In his annual state-of-the-city address on Monday, Berkeley’s mayor stressed the need for the city to live up to its core values, which he defined as diversity, opportunity, knowledge, and social justice. It’s a job made harder by the fact that 20% of Berkeley’s residents are living below the poverty level; the average price of a home, at over $1 million, is out of reach for most, and around 1,000 people in the city are experiencing homelessness.
Jesse Arreguín, 34, the city’s first Latino mayor who took office in December 2016, emphasized Berkeley’s commitment to being a sanctuary city on a day when the treatment of immigrants at a national level dominated the headlines; he outlined the actions being taken by his administration to address two of the city’s biggest challenges: lack of affordable housing and homelessness; and he spoke of how Berkeley had been tested by the extremist protests of 2017 but had succeeded in being a “leader in the resistance” by rising up as a community with a non-violent response.

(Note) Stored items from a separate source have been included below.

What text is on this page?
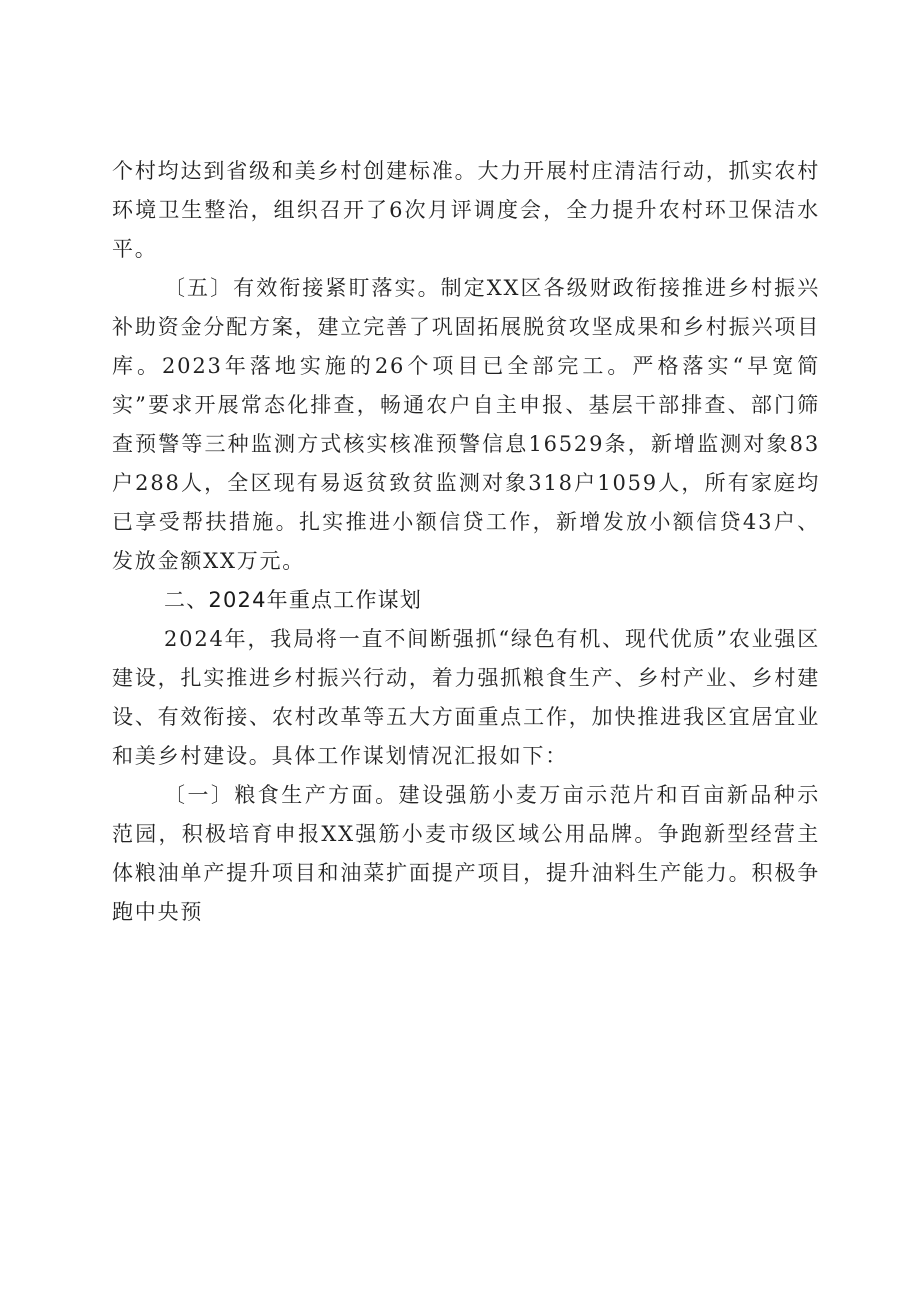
个村均达到省级和美乡村创建标准。大力开展村庄清洁行动，抓实农村环境卫生整治，组织召开了6次月评调度会，全力提升农村环卫保洁水平。

〔五〕有效衔接紧盯落实。制定XX区各级财政衔接推进乡村振兴补助资金分配方案，建立完善了巩固拓展脱贫攻坚成果和乡村振兴项目库。2023年落地实施的26个项目已全部完工。严格落实“早宽简实”要求开展常态化排查，畅通农户自主申报、基层干部排查、部门筛查预警等三种监测方式核实核准预警信息16529条，新增监测对象83户288人，全区现有易返贫致贫监测对象318户1059人，所有家庭均已享受帮扶措施。扎实推进小额信贷工作，新增发放小额信贷43户、发放金额XX万元。

二、2024年重点工作谋划

2024年，我局将一直不间断强抓“绿色有机、现代优质”农业强区建设，扎实推进乡村振兴行动，着力强抓粮食生产、乡村产业、乡村建设、有效衔接、农村改革等五大方面重点工作，加快推进我区宜居宜业和美乡村建设。具体工作谋划情况汇报如下：

〔一〕粮食生产方面。建设强筋小麦万亩示范片和百亩新品种示范园，积极培育申报XX强筋小麦市级区域公用品牌。争跑新型经营主体粮油单产提升项目和油菜扩面提产项目，提升油料生产能力。积极争跑中央预
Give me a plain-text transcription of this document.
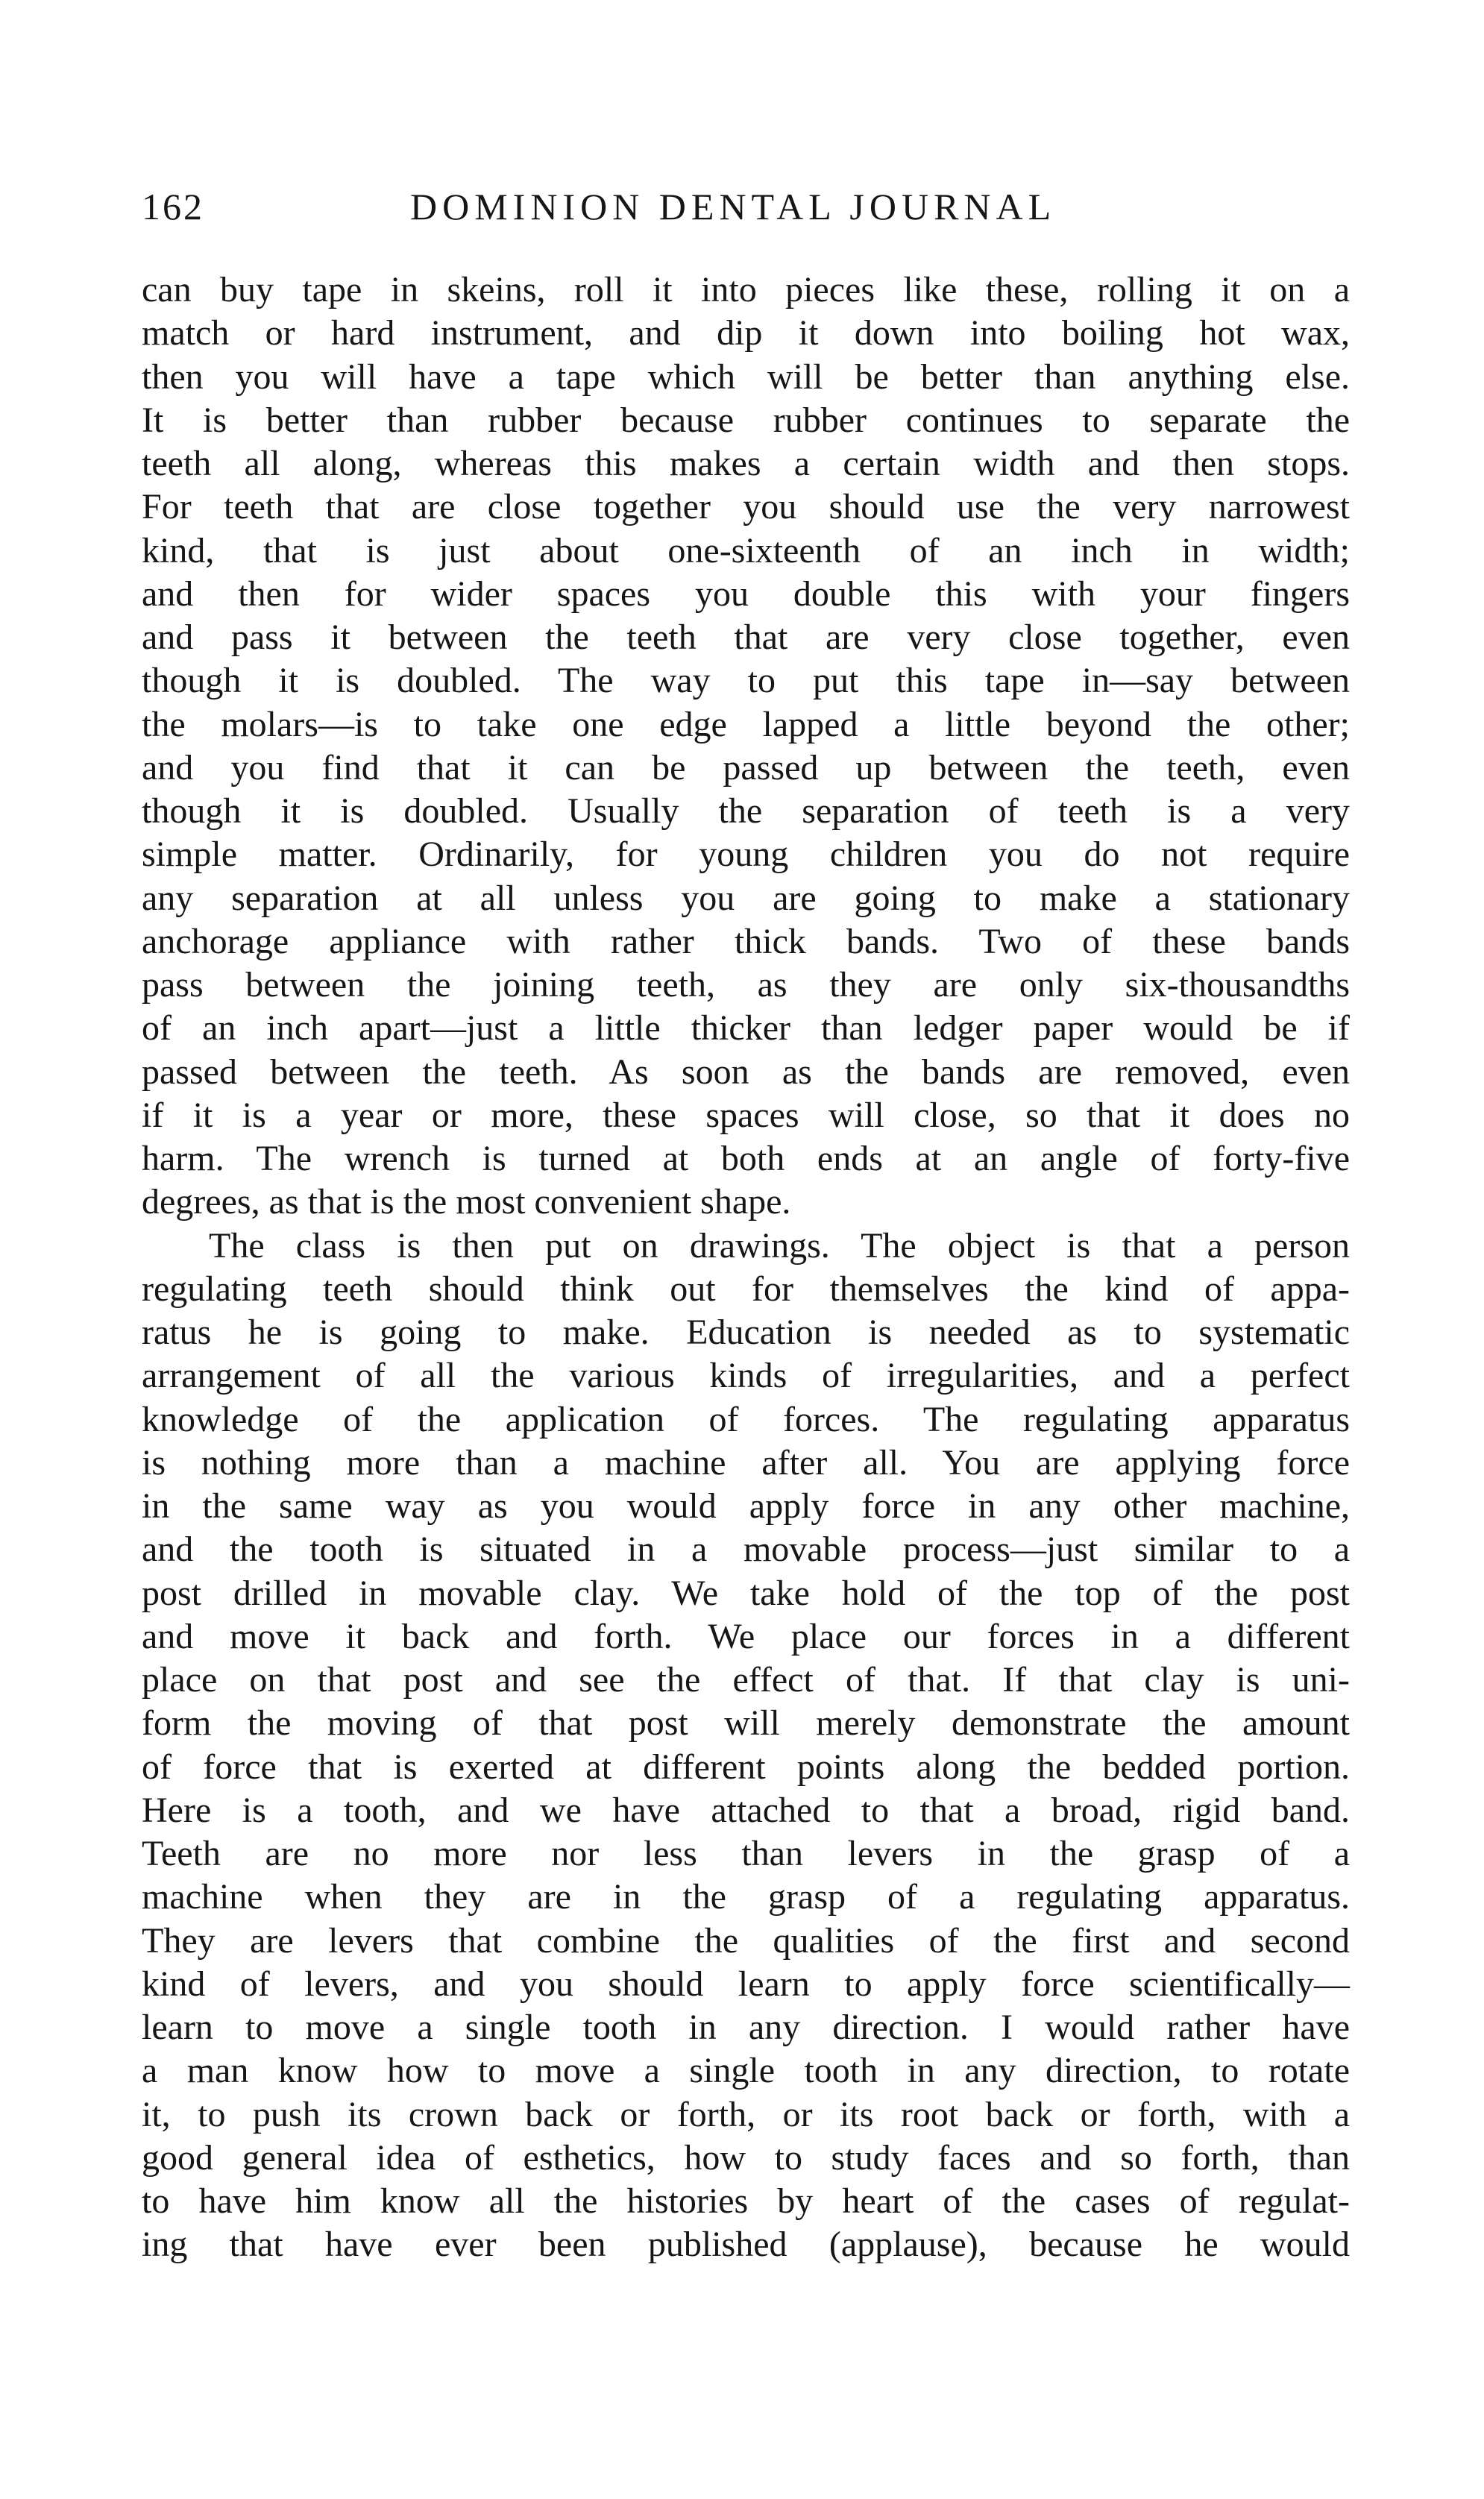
162	DOMINION DENTAL JOURNAL
can buy tape in skeins, roll it into pieces like these, rolling it on a
match or hard instrument, and dip it down into boiling hot wax,
then you will have a tape which will be better than anything else.
It is better than rubber because rubber continues to separate the
teeth all along, whereas this makes a certain width and then stops.
For teeth that are close together you should use the very narrowest
kind, that is just about one-sixteenth of an inch in width;
and then for wider spaces you double this with your fingers
and pass it between the teeth that are very close together, even
though it is doubled. The way to put this tape in—say between
the molars—is to take one edge lapped a little beyond the other;
and you find that it can be passed up between the teeth, even
though it is doubled. Usually the separation of teeth is a very
simple matter. Ordinarily, for young children you do not require
any separation at all unless you are going to make a stationary
anchorage appliance with rather thick bands. Two of these bands
pass between the joining teeth, as they are only six-thousandths
of an inch apart—just a little thicker than ledger paper would be if
passed between the teeth. As soon as the bands are removed, even
if it is a year or more, these spaces will close, so that it does no
harm. The wrench is turned at both ends at an angle of forty-five
degrees, as that is the most convenient shape.
The class is then put on drawings. The object is that a person
regulating teeth should think out for themselves the kind of appa-
ratus he is going to make. Education is needed as to systematic
arrangement of all the various kinds of irregularities, and a perfect
knowledge of the application of forces. The regulating apparatus
is nothing more than a machine after all. You are applying force
in the same way as you would apply force in any other machine,
and the tooth is situated in a movable process—just similar to a
post drilled in movable clay. We take hold of the top of the post
and move it back and forth. We place our forces in a different
place on that post and see the effect of that. If that clay is uni-
form the moving of that post will merely demonstrate the amount
of force that is exerted at different points along the bedded portion.
Here is a tooth, and we have attached to that a broad, rigid band.
Teeth are no more nor less than levers in the grasp of a
machine when they are in the grasp of a regulating apparatus.
They are levers that combine the qualities of the first and second
kind of levers, and you should learn to apply force scientifically—
learn to move a single tooth in any direction. I would rather have
a man know how to move a single tooth in any direction, to rotate
it, to push its crown back or forth, or its root back or forth, with a
good general idea of esthetics, how to study faces and so forth, than
to have him know all the histories by heart of the cases of regulat-
ing that have ever been published (applause), because he would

Arreguín opened with a nod to the venue for the speech, Berkeley City College on Center Street, whose student body includes immigrants, refugees and undocumented students. He gave a shout-out to the steps the college is taking to take care of these students, including supporting the opening of the Undocumented Community Research Center, started by student Carolina Martinez. (Watch Berkeleyside’s short video story about the center.)
“We also picked this location because to me BCC is emblematic of Berkeley’s future,” he said. “Students who come here dream big, they strive for something better, and through education are working to improve themselves and create a brighter future. BCC makes that possible for thousands of young people including immigrants, students of color and first-generation college youth, like myself, as well as those re-entering the workforce.”
Speaking about the lack of affordable housing in Berkeley, which disproportionally impacts people of color, the mayor spoke of the need to provide homes for those who are increasingly being displaced due to soaring rents and home prices.
“What kind of a city do we want to be 10 or even 50 years from now?” he asked. “Will we continue to be a city where all people have the opportunity to call home, or will we be a city where the people who serve us food, make us coffee or build our homes cannot afford to live here?
The mayor announced a new package of measures for the November ballot to address the housing and homelessness crisis that, he said, the City Council will be advancing next month. They include a $135 million “general obligation bond for affordable housing,” as well as a 1% increase in the Real Property Transfer Tax on properties over $ 1 million, to fund homeless services.
“With this package — funding the construction of new affordable housing, the supportive services to help our homeless transition to self-sufficiency, and the resources for expanded emergency shelter, Navigation Centers, and mental health services — we can stem the tide of homelessness,” he said.
The mayor’s address was well-received by the audience that filled BCC’s auditorium. A few people had brought signs protesting participation by the Berkeley police in the controversial Urban Shield program. The issue is currently being debated by the city government and the mayor last week made a U-turn and withdrew his vote to ban BPD from the tactical exercises program.